Rule of law diagnosis tool

This tool helps to diagnose the rule of law in a country. It refers to existing sources of data and to additional methods that can be used in order to assess the rule of law and access to justice.

Rule of Law (RoL) is an ideal, principle and ideology. There is a firm evidence that the level of RoL in a given country or region is associated with economic, social and personal development. In order to facilitate the diagnosis and measurement of RoL we developed a  Rule of Law Diagnosis Tool. The model has been built on the availability of a myriad of indicators and indexes which might be used to answer RoL related questions. Its main purpose is to make the exploration of RoL data easier.

The problem which the Rule of Law Diagnosis Tool addresses is the particularization of the data relevant to RoL. A multitude of information with regard to RoL is scattered across different sources on internet, policy and academic papers, and reports. Multitude of cross-country indexes contain valuable bits of data which if analyzed together can reveal new dimensions of RoL. Despite the significant amount of data and methods available it is rarely organized in a way which offers answers to many of the RoL questions. The principal goal of the Rule of Law Diagnosis Tool is to provide civil society organizations, policy makers, donors, practitioners, academics and other RoL stakeholders with an analytical framework for putting together, analyzing and deriving knowledge from RoL data and information. Often RoL analysis has to be conducted with little resources and in tight time limits. The Rule of Law Diagnosis Tool is constructed as a knowledge tool with which an expert but also a layman can formulate informed answers about RoL questions.

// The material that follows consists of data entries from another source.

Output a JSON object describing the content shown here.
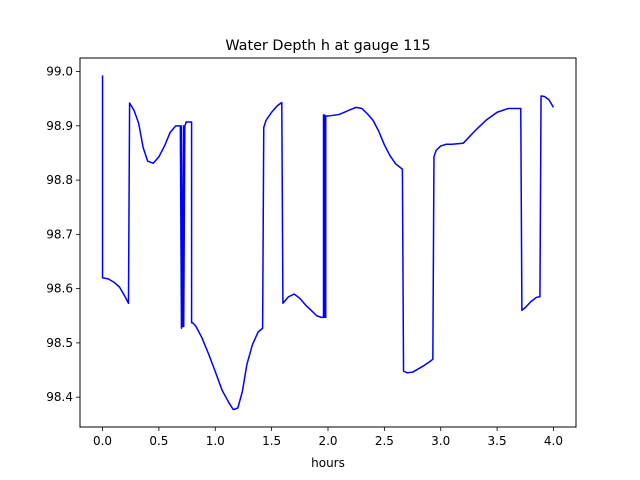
{
  "chart_data": {
    "type": "line",
    "title": "Water Depth h at gauge 115",
    "xlabel": "hours",
    "ylabel": "",
    "xlim": [
      -0.2,
      4.2
    ],
    "ylim": [
      98.345,
      99.025
    ],
    "xticks": [
      0.0,
      0.5,
      1.0,
      1.5,
      2.0,
      2.5,
      3.0,
      3.5,
      4.0
    ],
    "xtick_labels": [
      "0.0",
      "0.5",
      "1.0",
      "1.5",
      "2.0",
      "2.5",
      "3.0",
      "3.5",
      "4.0"
    ],
    "yticks": [
      98.4,
      98.5,
      98.6,
      98.7,
      98.8,
      98.9,
      99.0
    ],
    "ytick_labels": [
      "98.4",
      "98.5",
      "98.6",
      "98.7",
      "98.8",
      "98.9",
      "99.0"
    ],
    "grid": false,
    "color": "#0000ff",
    "series": [
      {
        "x": [
          0.0,
          0.0,
          0.05,
          0.1,
          0.15,
          0.2,
          0.23,
          0.24,
          0.24,
          0.28,
          0.32,
          0.36,
          0.4,
          0.45,
          0.5,
          0.55,
          0.6,
          0.65,
          0.69,
          0.7,
          0.7,
          0.71,
          0.72,
          0.72,
          0.73,
          0.74,
          0.74,
          0.76,
          0.78,
          0.79,
          0.79,
          0.8,
          0.83,
          0.88,
          0.94,
          1.0,
          1.06,
          1.12,
          1.16,
          1.2,
          1.24,
          1.28,
          1.33,
          1.38,
          1.42,
          1.43,
          1.45,
          1.5,
          1.55,
          1.59,
          1.6,
          1.65,
          1.7,
          1.75,
          1.8,
          1.85,
          1.9,
          1.94,
          1.96,
          1.96,
          1.97,
          1.97,
          1.98,
          1.98,
          1.99,
          2.0,
          2.1,
          2.2,
          2.25,
          2.3,
          2.35,
          2.4,
          2.45,
          2.5,
          2.55,
          2.6,
          2.66,
          2.67,
          2.7,
          2.75,
          2.8,
          2.85,
          2.9,
          2.93,
          2.94,
          2.96,
          3.0,
          3.05,
          3.1,
          3.2,
          3.3,
          3.4,
          3.5,
          3.6,
          3.65,
          3.71,
          3.72,
          3.75,
          3.8,
          3.85,
          3.88,
          3.89,
          3.92,
          3.96,
          4.0
        ],
        "y": [
          98.993,
          98.62,
          98.618,
          98.612,
          98.603,
          98.585,
          98.573,
          98.942,
          98.942,
          98.928,
          98.905,
          98.86,
          98.835,
          98.831,
          98.843,
          98.863,
          98.888,
          98.9,
          98.9,
          98.527,
          98.9,
          98.53,
          98.9,
          98.53,
          98.9,
          98.905,
          98.907,
          98.907,
          98.907,
          98.907,
          98.537,
          98.537,
          98.53,
          98.51,
          98.48,
          98.447,
          98.413,
          98.39,
          98.377,
          98.38,
          98.41,
          98.46,
          98.497,
          98.52,
          98.527,
          98.897,
          98.91,
          98.925,
          98.937,
          98.943,
          98.573,
          98.585,
          98.59,
          98.582,
          98.57,
          98.56,
          98.55,
          98.547,
          98.547,
          98.92,
          98.92,
          98.547,
          98.547,
          98.918,
          98.918,
          98.918,
          98.921,
          98.93,
          98.934,
          98.932,
          98.922,
          98.91,
          98.89,
          98.865,
          98.845,
          98.83,
          98.82,
          98.448,
          98.445,
          98.446,
          98.452,
          98.458,
          98.465,
          98.47,
          98.843,
          98.855,
          98.863,
          98.866,
          98.866,
          98.868,
          98.89,
          98.91,
          98.925,
          98.932,
          98.932,
          98.932,
          98.56,
          98.565,
          98.576,
          98.584,
          98.585,
          98.955,
          98.954,
          98.948,
          98.934
        ]
      }
    ]
  }
}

The logic of the Diagnosis model is simple. It breaks down the available data sets and methodologies into categories of indicators. Alongside the traditional categories the Diagnosis Model adds notions such as process and outcome, bottom-up and top-down; de facto and de jure. In this way each datum pertaining to the RoL domain is classified in a manner which facilitates the response to RoL questions of different sorts and types. The classification is flexible. When new measurement needs are identified new categories of indicators can be operationalized and applied to the existing sources of data or methodological blueprints. In order to illustrate how the model can be applied, below we review eight data sets containing RoL relevant indicators as well as two methodological approaches. Each of them is classified according to the proposed taxonomy of indicators. At the end of the process, the Diagnosis Model offers an algorithm for finding answers to questions about diagnosing RoL. The diagnosis need is operationalized as a need for specific set of RoL related data. What the algorithm does is to match the need to the existing indicators. Result of the matching is a matrix of data indicators and/or methodological approaches which can provide an evidence based answer to the existing RoL question.